We went to the Alameda County Fair yesterday. I always enjoy going and since it had been 8 or 9 years since I had gone, I was really looking forward to it. There were some really fun things at the fair. Pig racing was one highlight. Comedy shows, the interesting new fangled gadgets they try to sell you, the gardens, the animals, the music, people, art - all of it very interesting. We chose not to go on any of the rides. We thought about going, as a family, on the ferris wheel but it would have cost us $25 for the 2 minute ride and I could not justify that to myself in any kind of way. My daughter wanted to do that "walk on the water" thing where you basically get in a big plastic hamster wheel and spin around on the water. I would have let her do that, even though it was $10 per person, but by the time we were ready for it we'd "lost" where it was in the fair and since Alameda County Fair Grounds are huge, could not see taking the time to search it out. The cost of food... well, you know how these fair grounds are.
We had a great time. And yet, there were a few incidents that continue to rankle in my mind. The most noticeable had to do with the magic show we attended. The guy was over the top with his bad jokes and attempts to be funny. But I kind of get into that sort of thing. The rest of the crowd looked leery and weary of his antics after the first five minutes, but I tend to be more tolerant, especially when I can see someone is really trying. However, about 15 minutes into the show he asked for a child volunteer. He called up a little girl. He kept calling her "sweetheart" and saying he was going to find a husband for her because she was so pretty. That started setting me on edge, but I didn't think too much about it until he called an even littler boy up to the stage to "help" as well. At that point, he said that actually the boy was going to be the junior magician and the girl was to stand there and be his "beautiful assistant" because girls aren't the magicians, boys are, and the girl's job is to stand around and be beautiful. I was stunned. Floored. We are in the Bay Area, for heaven's sake! Do people still think that here?! Do people actually get away with saying stuff like this on STAGE?! He proceeded to work with the boy and let him do magic while the girl just stood there looking awkward, and at one point like she was about to cry. I was sitting next to my eldest daughter. My other two were on the other side of the semi circle on the ground. I could see their faces and I looked over at them to see if this was registering. They both looked happy and smiley and like nothing had just happened. My eldest poked me and said, "Why do you look so upset, Mama?"

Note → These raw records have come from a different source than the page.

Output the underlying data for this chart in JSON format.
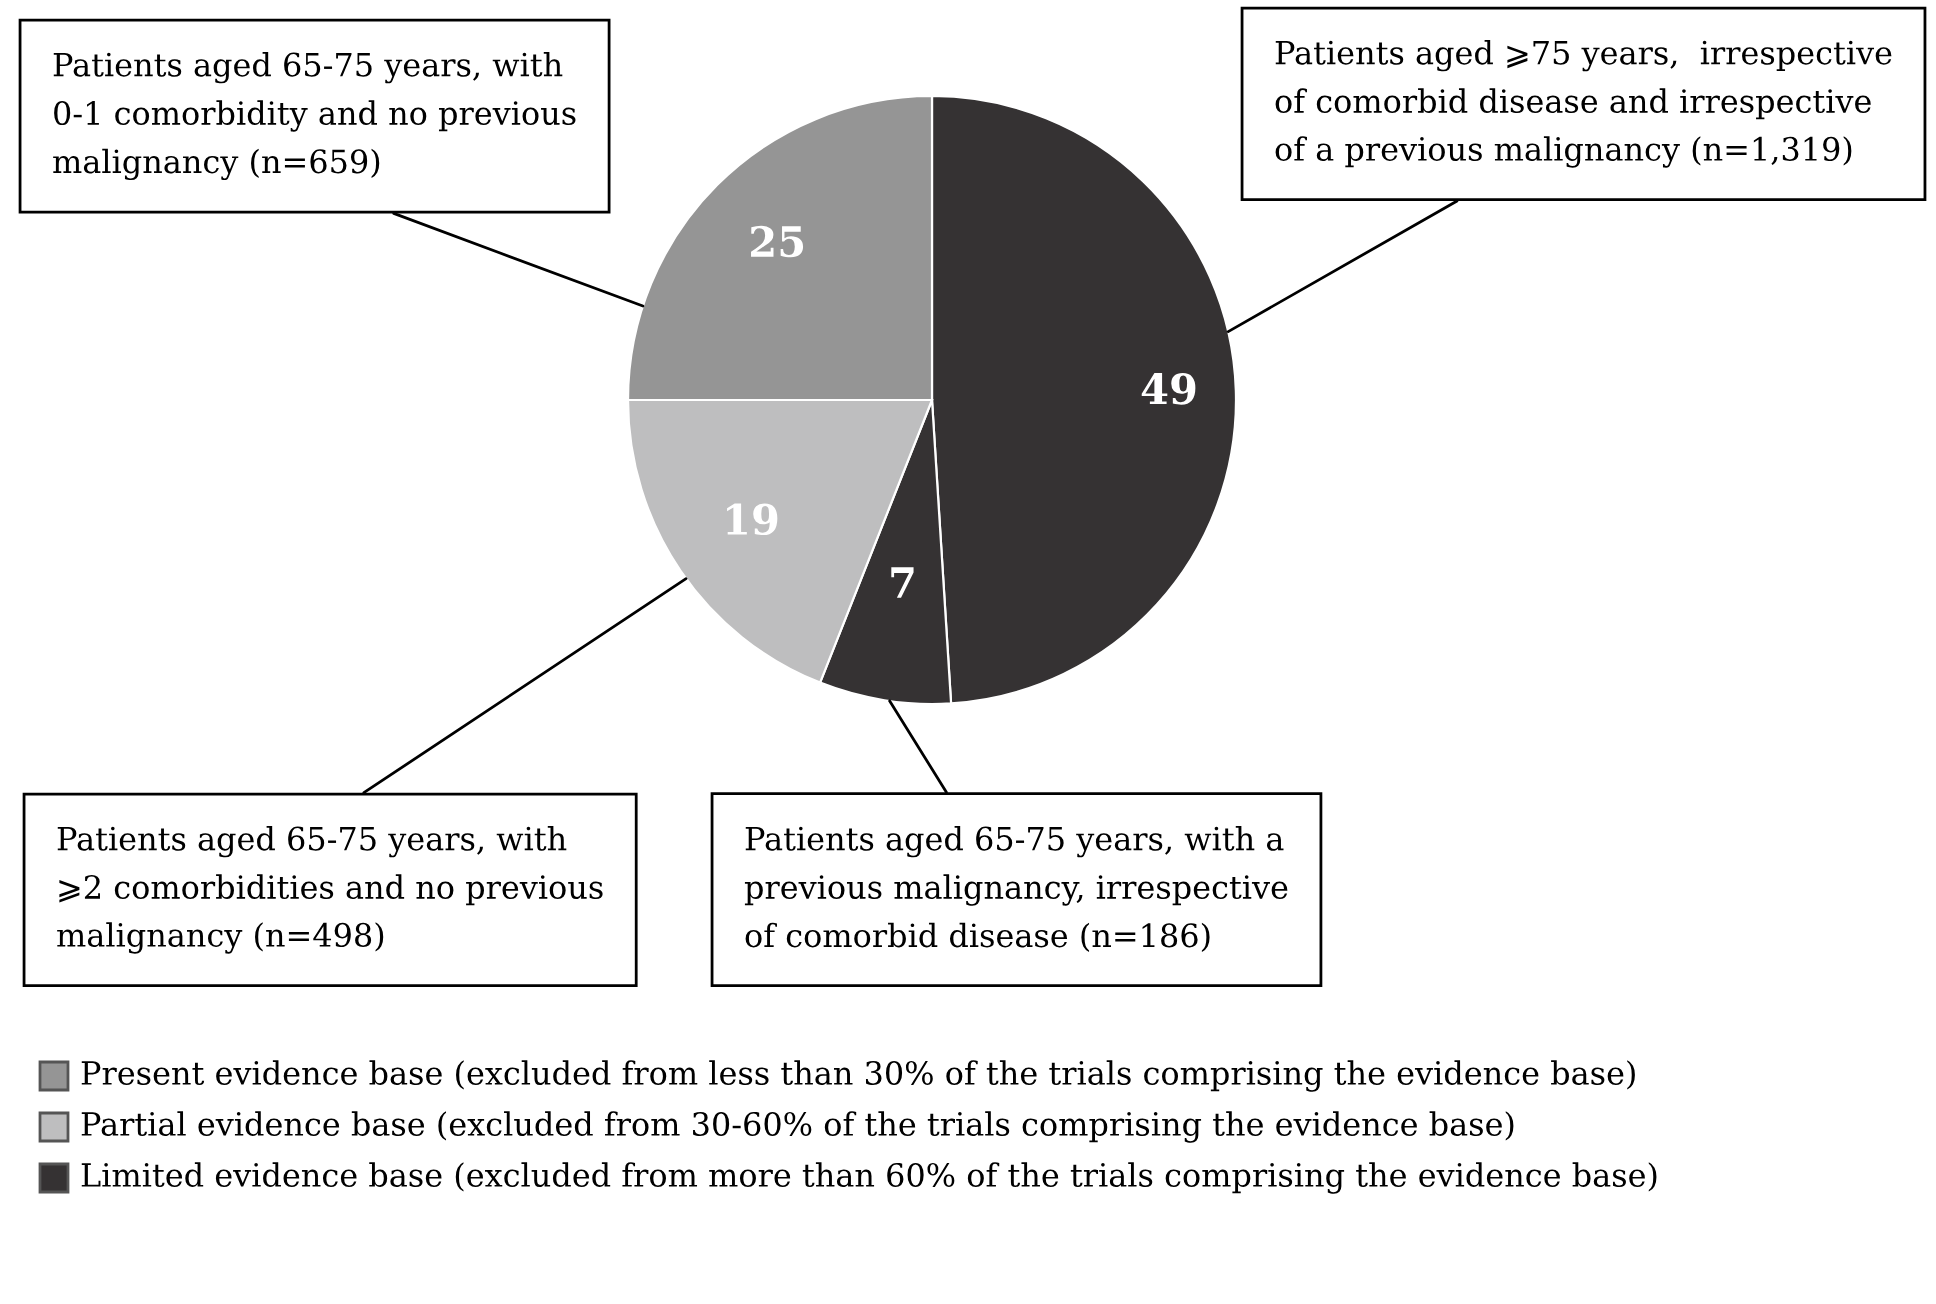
{
  "chart_data": {
    "type": "pie",
    "categories": [
      "Patients aged ⩾75 years,  irrespective\nof comorbid disease and irrespective\nof a previous malignancy (n=1,319)",
      "Patients aged 65-75 years, with a\nprevious malignancy, irrespective\nof comorbid disease (n=186)",
      "Patients aged 65-75 years, with\n⩾2 comorbidities and no previous\nmalignancy (n=498)",
      "Patients aged 65-75 years, with\n0-1 comorbidity and no previous\nmalignancy (n=659)"
    ],
    "values": [
      49,
      7,
      19,
      25
    ],
    "colors": [
      "#353233",
      "#353233",
      "#bebebf",
      "#959595"
    ],
    "data_labels": true,
    "annotations": [
      "Present evidence base (excluded from less than 30% of the trials comprising the evidence base)",
      "Partial evidence base (excluded from 30-60% of the trials comprising the evidence base)",
      "Limited evidence base (excluded from more than 60% of the trials comprising the evidence base)"
    ]
  }
}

"Did you not just hear what that man said?" I demanded of her.
"Oh. Well, yeah. I guess that wasn't right, was it?"
"Damn straight it wasn't right!"
What was more upsetting to me was that as soon as I could reunite with the younger two children and said something to them about what they heard and if they caught how wrong that was, they both said, "Well, that's the way people are, though, right? They think girls can't do what boys can do and they think it's okay to say that."
"What people are these?" I demanded.
"Well, everybody, Mama." They proceeded to tell me stories of things that had been said to them not just by peers but by teachers and relatives and other people we value who have basically let my girls know that their prospects were limited by their gender, that their roles in life are clearly laid out for them because they are female. My son quoted things too, but interestingly, he, too, felt imposed upon by these statements, that he was expected to be better than his sisters in a way he knew he could not be.
"But I've been trying to teach you something different!" I said.
"Well, yes, we know. And because of that we tend to see these things while other kids probably don't even see them," said eldest. "But still, how can we fight a whole culture that says we can't be or do what we want because of our gender? A culture that tells us who we are as females? Who we are expected to be, and how we are expected to behave as girls, and later as women?"
I had that conversation in my head the rest of the time we were there, and no doubt as a result of that I saw other things that I might not otherwise see. At the "games" area, the call remained, "Boys! Come win a stuffed animal for your sweetheart!" At the cookware show it was "Ladies, these pots and pans will serve you well as you cook for your husband!" At the garden show it was, "Ladies first!"
I am a female pastor serving a congregation. Because of that I think it is easy for me to forget that we have not come very far at all in so many ways in terms of equality issues, in terms of treating each person as the unique person they are rather than as a male, as a female, as a this, as a that.
I'd like to believe that somehow fairs are worse than other places, but I doubt that's true. I will continue to try to teach my kids a different way. But I realize I'm fighting an uphill battle if the messages they receive everywhere else continue to be ones that make women "less" and men "more". So I put this out there as well. Notice the messages out there that descriminate and limit people of any kind. Confront the messages. Challenge the messages. For the sake of all of us, try to treat each person as the individual they are. Try not to limit one another by gender or class or appearance or race or ethnicity or background or ability or orientation or any other reason. It lessens all of us when we do this.